International federation recognised as ‘most improved’ by Sport Ecology Group research
A few years ago, Jon Wyatt took a call from a professor at Ghent University in Belgium that changed his whole outlook on how to approach sustainability in his sport.
You see, field hockey had – and still has – a big water problem. One field can require up to 10-15,000 litres of water before it’s ready to play on. Multiply that by the number of hockey fields around the world, take into account the issues multiple places have with water scarcity globally, and it’s clear that the status quo can no longer continue.
Wyatt, the director of sport and sustainability at the International Hockey Federation (FIH), recognised this and put out a call to the industry to come up with a type of turf that doesn’t require water.
Then one day, he received a call from Professor Dagmar D’hooge of the university’s Department of Materials, Textiles and Chemical Engineering, who told him that the turf didn’t need to be changed at all. The answer was in the ball.
“He told me he could reduce water consumption down to five or 10 litres, and I asked him how he was going to spread that amount of water over a football-sized pitch!,” Wyatt recounts. “‘We’re going to put the water inside the ball’ he said.”
D’hooge and his team had developed a “self-wetting ball” that releases water when it comes into contact with friction, giving the ball the same fast and consistent roll that a wet pitch would. It was piloted at the FIH World Hockey5s Championship in Oman to acclaim from many of the athletes using it.
Adapt and grow
Acknowledging that the ball is “just part of the solution”, Wyatt adds: “The current challenge is now the sole of the show. The current grip of the sole is used to a wet surface and now it is going to be drier with much higher friction, which leads to a risk of injury.
“That’s why when we talk about sustainability, we talk about it in terms of sustainable performance.”
Wyatt tells The Sustainability Report that the challenges thrown at sport by the climate crisis and other environmental risks should be embraced and recognised as an opportunity to adapt and grow stronger. The lack of a totally wet pitch may limit players’ ability to “slide around everywhere”, but it gives them the opportunity to hone their skills in other areas, Wyatt says.
This open-minded and innovation-first approach to sustainability has helped the FIH gain recognition as the ‘most improved’ international federation based on criteria set by the Sport Ecology Group researchers and the organisation’s progress between the Tokyo Olympic Games in 2021 and Paris 2024.
If we’re continuing to talk water, Wyatt explains that, between the 2016 Games in Rio and Tokyo, the FIH managed to reduce the amount of water used on turf at its events by 40%, with a similar reduction between Tokyo and Paris.
More broadly, the FIH has put in place a number of governance mechanisms that means sustainability is part of the conversation when big decisions are getting made.

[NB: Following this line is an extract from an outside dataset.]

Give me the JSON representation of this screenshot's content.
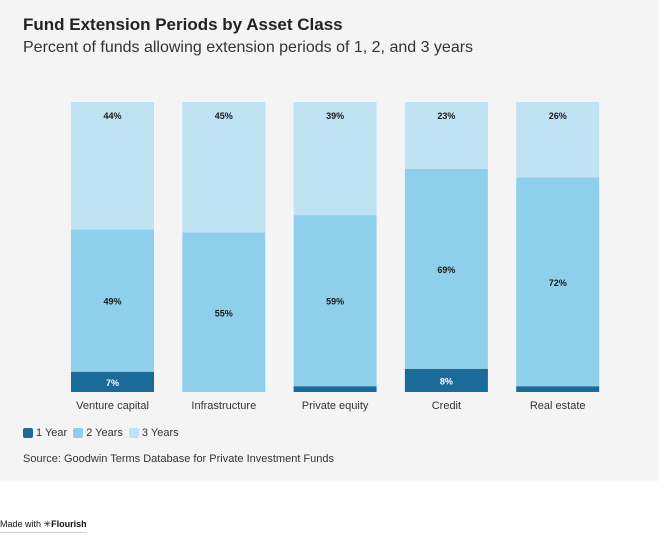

It released its sustainability strategy, based on People, Planet and Prosperity, in late-2022, signed the UNFCCC Sports for Climate Action Framework and offered the sustainability brief to Wyatt, then director of sport, after he noticed and reported on a pattern: athletes wanted to know what the FIH was doing about climate change.
“I was spending a lot of time with athletes and I started to get all these questions about sustainability,” he says. “I started to dig around and the word sustainability didn’t feature anywhere; it wasn’t part of the vernacular. But, in the broadest sense of sustainability, which I know encompasses a lot, we were doing quite a bit.”
With the International Olympic Committee (IOC) asking questions as well, the FIH found itself in a “pincer movement” with pressure from the top as well as pressure from below regarding the athletes.
“There’s nothing like the IOC taking a subject seriously for an IF to start taking it seriously as well,” Wyatt laughs. “So without any initial expertise but a lot of passion, I took it on.”
Task force
Shortly after taking over the brief, the former Olympian set up a task force with board member backing and representation from across the globe to start sketching out what a sustainability vision could look like.
The culmination of that work was the creation and publication of the FIH’s first sustainability strategy, titled ‘A Sustainability Strategy for Hockey’, which includes several targets around water, climate and material consumption. But, more than that, the sustainability journey embarked on by Wyatt and his task force helped to uncover good work and practice being undertaken by national federations and other hockey institutions across the globe, which were turned into a selection of case studies on the FIH website.
And while the FIH’s work is just beginning, Wyatt is clear that hockey will only be able to have an optimal positive impact on the whole ecosystem – from suppliers, to federations, to clubs – is supporting the movement. Poligras, which is supplying the turf for the Paris Olympics, has developed what it has called the “world’s first and only carbon zero hockey turf” at the request of the FIH. And Wyatt suggests further collaborations in this area.
“If we change the rules of our sport to facilitate sustainable innovation, that changes demand and our suppliers will be more likely to invest in research and development,” he says. “It’s very much a partnership between us and the industry.”
Wyatt adds: “I feel we’ve done a reasonable job of setting a global direction. We have five continental members and 140 national members, and we need to start filtering down the work we’ve done so that we’re consistently delivering. There’s some cultural and behaviour change that would need to filter down – if we get millions of people doing something small, that makes a massive difference.”